The Herbert Hoover Presidential Library and Museum just opened a new temporary exhibit about farming. One of the features is a fake cow that visitors can milk. Because my 6-year-old is a wee bit obsessed with cows right now (and because he also loves Iowa and Herbert Hoover), I'm definitely going to try to make it there.
But learning about this new exhibit also reminded me of another Hoover-cow experience, the one that has turned into a bit of a mystery.
Many, many years ago, just after graduating from high school, I set out with my mom on a long, meandering road trip from Ohio to California. Along the way we stopped at numerous roadside attractions and lots of museums, including presidential and presidential-ish sites.

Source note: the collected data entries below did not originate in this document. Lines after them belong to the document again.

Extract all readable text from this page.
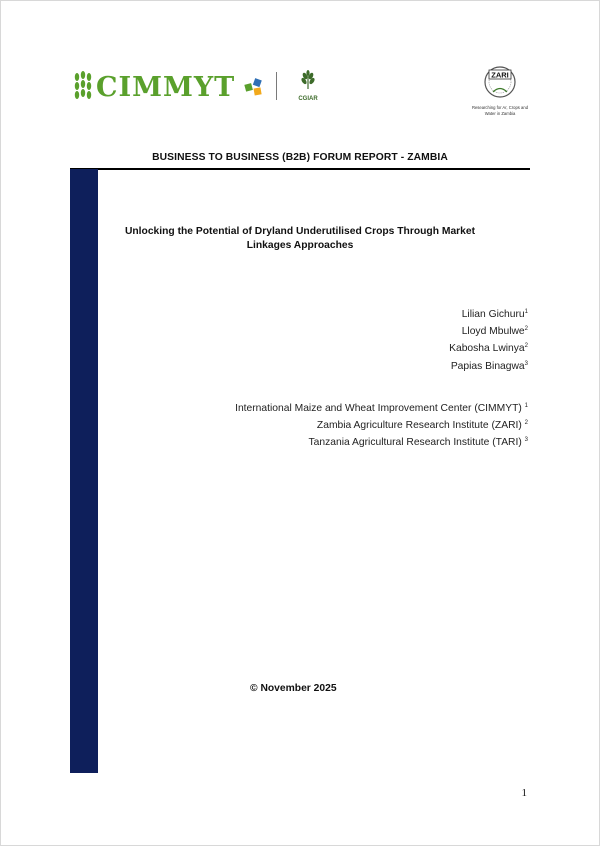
CIMMYT	CGIAR
ZARI
Researching for Ar, Crops and
Water in Zambia
BUSINESS TO BUSINESS (B2B) FORUM REPORT - ZAMBIA
Unlocking the Potential of Dryland Underutilised Crops Through Market
Linkages Approaches
Lilian Gichuru$^1$
Lloyd Mbulwe$^2$
Kabosha Lwinya$^2$
Papias Binagwa$^3$
International Maize and Wheat Improvement Center (CIMMYT) $^1$
Zambia Agriculture Research Institute (ZARI) $^2$
Tanzania Agricultural Research Institute (TARI) $^3$
© November 2025
1
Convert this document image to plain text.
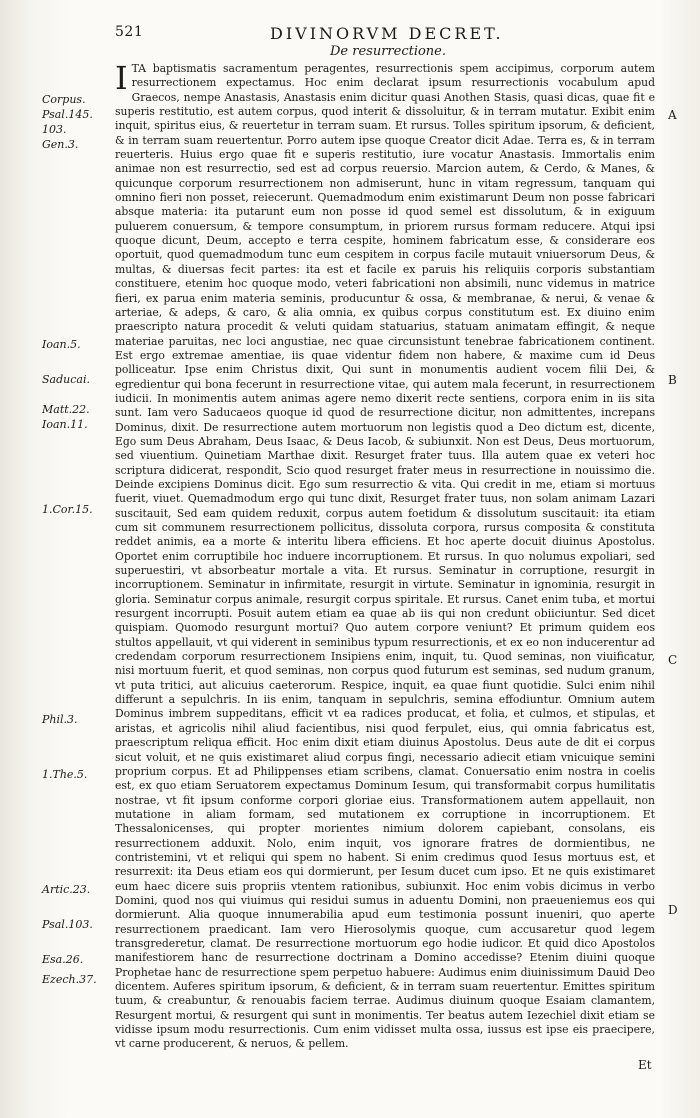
521	DIVINORVM DECRET.
De resurrectione.

ITA baptismatis sacramentum peragentes, resurrectionis spem accipimus, corporum autem resurrectionem expectamus. Hoc enim declarat ipsum resurrectionis vocabulum apud Graecos, nempe Anastasis, Anastasis enim dicitur quasi Anothen Stasis, quasi dicas, quae fit e superis restitutio, est autem corpus, quod interit & dissoluitur, & in terram mutatur. Exibit enim inquit, spiritus eius, & reuertetur in terram suam. Et rursus. Tolles spiritum ipsorum, & deficient, & in terram suam reuertentur. Porro autem ipse quoque Creator dicit Adae. Terra es, & in terram reuerteris. Huius ergo quae fit e superis restitutio, iure vocatur Anastasis. Immortalis enim animae non est resurrectio, sed est ad corpus reuersio. Marcion autem, & Cerdo, & Manes, & quicunque corporum resurrectionem non admiserunt, hunc in vitam regressum, tanquam qui omnino fieri non posset, reiecerunt. Quemadmodum enim existimarunt Deum non posse fabricari absque materia: ita putarunt eum non posse id quod semel est dissolutum, & in exiguum puluerem conuersum, & tempore consumptum, in priorem rursus formam reducere. Atqui ipsi quoque dicunt, Deum, accepto e terra cespite, hominem fabricatum esse, & considerare eos oportuit, quod quemadmodum tunc eum cespitem in corpus facile mutauit vniuersorum Deus, & multas, & diuersas fecit partes: ita est et facile ex paruis his reliquiis corporis substantiam constituere, etenim hoc quoque modo, veteri fabricationi non absimili, nunc videmus in matrice fieri, ex parua enim materia seminis, producuntur & ossa, & membranae, & nerui, & venae & arteriae, & adeps, & caro, & alia omnia, ex quibus corpus constitutum est. Ex diuino enim praescripto natura procedit & veluti quidam statuarius, statuam animatam effingit, & neque materiae paruitas, nec loci angustiae, nec quae circunsistunt tenebrae fabricationem continent. Est ergo extremae amentiae, iis quae videntur fidem non habere, & maxime cum id Deus polliceatur. Ipse enim Christus dixit, Qui sunt in monumentis audient vocem filii Dei, & egredientur qui bona fecerunt in resurrectione vitae, qui autem mala fecerunt, in resurrectionem iudicii. In monimentis autem animas agere nemo dixerit recte sentiens, corpora enim in iis sita sunt. Iam vero Saducaeos quoque id quod de resurrectione dicitur, non admittentes, increpans Dominus, dixit. De resurrectione autem mortuorum non legistis quod a Deo dictum est, dicente, Ego sum Deus Abraham, Deus Isaac, & Deus Iacob, & subiunxit. Non est Deus, Deus mortuorum, sed viuentium. Quinetiam Marthae dixit. Resurget frater tuus. Illa autem quae ex veteri hoc scriptura didicerat, respondit, Scio quod resurget frater meus in resurrectione in nouissimo die. Deinde excipiens Dominus dicit. Ego sum resurrectio & vita. Qui credit in me, etiam si mortuus fuerit, viuet. Quemadmodum ergo qui tunc dixit, Resurget frater tuus, non solam animam Lazari suscitauit, Sed eam quidem reduxit, corpus autem foetidum & dissolutum suscitauit: ita etiam cum sit communem resurrectionem pollicitus, dissoluta corpora, rursus composita & constituta reddet animis, ea a morte & interitu libera efficiens. Et hoc aperte docuit diuinus Apostolus. Oportet enim corruptibile hoc induere incorruptionem. Et rursus. In quo nolumus expoliari, sed superuestiri, vt absorbeatur mortale a vita. Et rursus. Seminatur in corruptione, resurgit in incorruptionem. Seminatur in infirmitate, resurgit in virtute. Seminatur in ignominia, resurgit in gloria. Seminatur corpus animale, resurgit corpus spiritale. Et rursus. Canet enim tuba, et mortui resurgent incorrupti. Posuit autem etiam ea quae ab iis qui non credunt obiiciuntur. Sed dicet quispiam. Quomodo resurgunt mortui? Quo autem corpore veniunt? Et primum quidem eos stultos appellauit, vt qui viderent in seminibus typum resurrectionis, et ex eo non inducerentur ad credendam corporum resurrectionem Insipiens enim, inquit, tu. Quod seminas, non viuificatur, nisi mortuum fuerit, et quod seminas, non corpus quod futurum est seminas, sed nudum granum, vt puta tritici, aut alicuius caeterorum. Respice, inquit, ea quae fiunt quotidie. Sulci enim nihil differunt a sepulchris. In iis enim, tanquam in sepulchris, semina effodiuntur. Omnium autem Dominus imbrem suppeditans, efficit vt ea radices producat, et folia, et culmos, et stipulas, et aristas, et agricolis nihil aliud facientibus, nisi quod ferpulet, eius, qui omnia fabricatus est, praescriptum reliqua efficit. Hoc enim dixit etiam diuinus Apostolus. Deus aute de dit ei corpus sicut voluit, et ne quis existimaret aliud corpus fingi, necessario adiecit etiam vnicuique semini proprium corpus. Et ad Philippenses etiam scribens, clamat. Conuersatio enim nostra in coelis est, ex quo etiam Seruatorem expectamus Dominum Iesum, qui transformabit corpus humilitatis nostrae, vt fit ipsum conforme corpori gloriae eius. Transformationem autem appellauit, non mutatione in aliam formam, sed mutationem ex corruptione in incorruptionem. Et Thessalonicenses, qui propter morientes nimium dolorem capiebant, consolans, eis resurrectionem adduxit. Nolo, enim inquit, vos ignorare fratres de dormientibus, ne contristemini, vt et reliqui qui spem no habent. Si enim credimus quod Iesus mortuus est, et resurrexit: ita Deus etiam eos qui dormierunt, per Iesum ducet cum ipso. Et ne quis existimaret eum haec dicere suis propriis vtentem rationibus, subiunxit. Hoc enim vobis dicimus in verbo Domini, quod nos qui viuimus qui residui sumus in aduentu Domini, non praeueniemus eos qui dormierunt. Alia quoque innumerabilia apud eum testimonia possunt inueniri, quo aperte resurrectionem praedicant. Iam vero Hierosolymis quoque, cum accusaretur quod legem transgrederetur, clamat. De resurrectione mortuorum ego hodie iudicor. Et quid dico Apostolos manifestiorem hanc de resurrectione doctrinam a Domino accedisse? Etenim diuini quoque Prophetae hanc de resurrectione spem perpetuo habuere: Audimus enim diuinissimum Dauid Deo dicentem. Auferes spiritum ipsorum, & deficient, & in terram suam reuertentur. Emittes spiritum tuum, & creabuntur, & renouabis faciem terrae. Audimus diuinum quoque Esaiam clamantem, Resurgent mortui, & resurgent qui sunt in monimentis. Ter beatus autem Iezechiel dixit etiam se vidisse ipsum modu resurrectionis. Cum enim vidisset multa ossa, iussus est ipse eis praecipere, vt carne producerent, & neruos, & pellem.

Corpus.
Psal.145.
103.
Gen.3.
Ioan.5.
Saducai.
Matt.22.
Ioan.11.
1.Cor.15.
Phil.3.
1.The.5.
Artic.23.
Psal.103.
Esa.26.
Ezech.37.
A
B
C
D
Et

After stops in Norwalk, Ohio; Terre Haute, Indiana (Eugene V. Debs' home); Michigan City, Indiana (no idea what we did there); Chicago (lots of things); and Galena, Illinois (Ulysses S. Grant's home); we finally headed into Iowa, where attractions like the Field of Dreams movie site awaited us. But our first stop was in West Branch for the Hoover Museum.
We went through the museum and then went outside to walk around the buildings that are part of the Herbert Hoover National Historic Site. I honestly don't remember much about the museum or the buildings, but what I remember very clearly is the cow.

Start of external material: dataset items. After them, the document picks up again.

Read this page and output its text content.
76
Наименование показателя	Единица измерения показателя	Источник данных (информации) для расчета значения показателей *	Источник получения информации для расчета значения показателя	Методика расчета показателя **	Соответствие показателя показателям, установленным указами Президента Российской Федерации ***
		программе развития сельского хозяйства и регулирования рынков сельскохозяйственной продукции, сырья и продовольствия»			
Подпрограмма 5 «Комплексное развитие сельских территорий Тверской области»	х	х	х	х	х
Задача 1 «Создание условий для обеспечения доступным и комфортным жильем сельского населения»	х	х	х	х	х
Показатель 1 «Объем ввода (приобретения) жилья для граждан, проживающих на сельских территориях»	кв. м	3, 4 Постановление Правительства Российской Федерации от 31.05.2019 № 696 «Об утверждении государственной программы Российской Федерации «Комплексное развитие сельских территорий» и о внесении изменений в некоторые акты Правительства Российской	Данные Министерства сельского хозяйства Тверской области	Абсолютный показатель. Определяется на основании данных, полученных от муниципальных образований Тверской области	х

There was a cow. It was along a path and behind a wooden fence. I don't recall there being any other animals, and I also don't recall there being any other people. It was kind of eerie. The cow was just hanging out, so I went over to it. It mooed at me and let me pet its nose. I'm pretty sure that was the first time I'd ever touched a cow (and, come to think of it, possibly the last).

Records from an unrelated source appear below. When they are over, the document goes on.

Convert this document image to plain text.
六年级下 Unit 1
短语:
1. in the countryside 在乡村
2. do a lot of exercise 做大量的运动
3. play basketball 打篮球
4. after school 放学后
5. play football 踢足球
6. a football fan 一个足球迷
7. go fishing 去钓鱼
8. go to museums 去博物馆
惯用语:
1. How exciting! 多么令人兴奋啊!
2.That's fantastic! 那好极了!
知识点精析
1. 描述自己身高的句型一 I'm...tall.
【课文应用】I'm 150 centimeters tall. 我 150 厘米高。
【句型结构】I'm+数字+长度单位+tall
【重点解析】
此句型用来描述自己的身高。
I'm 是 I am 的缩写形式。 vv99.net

There was definitely a cow.
We finished with the grounds, we went on to do lots of other things in Iowa and along the old Route 66, and I got to California and life went on.
I've been back to the Hoover site a few times now. When I first took my family, I recounted to my kids how I'd met a cow and hoped it was still there, but alas it wasn't.
So the other day when the Hoover Museum tweeted a picture of the fake cow, I asked them about the real cow that used to live there...but they have no recollection of its existence.
I have an excellent memory, but I started to wonder if maybe I'd seen the cow at a different presidential museum. We had gone to two others on the trip: Lyndon Johnson's and, I'm assuming, Eisenhower's. I say "assuming" because until a few months ago, I would have told you we'd gone to Truman's, but as I recently learned, we had not. The only other presidential museum along our route would have been Ike's. So it's possible the cow was there, and it's possible my memory isn't as good as I thought it was. But somewhere, there was a cow.
I eliminated the possibility of the LBJ museum because that was toward the end of our trip, and the cow was definitely earlier. The Eisenhower museum does appear to have a house on its grounds, and feasibly that's the one I remember seeing behind the cow. Could it have been an Eisenhower cow and not a Hoover cow? I asked the Ike Museum on social media, but they also don't remember a cow.
So now I don't know where the hell the cow was, but I know it existed, and I'm still pretty convinced it was at the Hoover Museum, but I'm leaving Ike open as a possibility.
If anyone else visited the Hoover or Eisenhower Museums in the mid-1990s and remembers there being a cow, please let me know. Or if you happen to work at the Hoover Library and Museum, Hoover National Historic Site, or Eisenhower Library and Museum and want to look into this more closely, I'd really appreciate it. Because it's driving me crazy.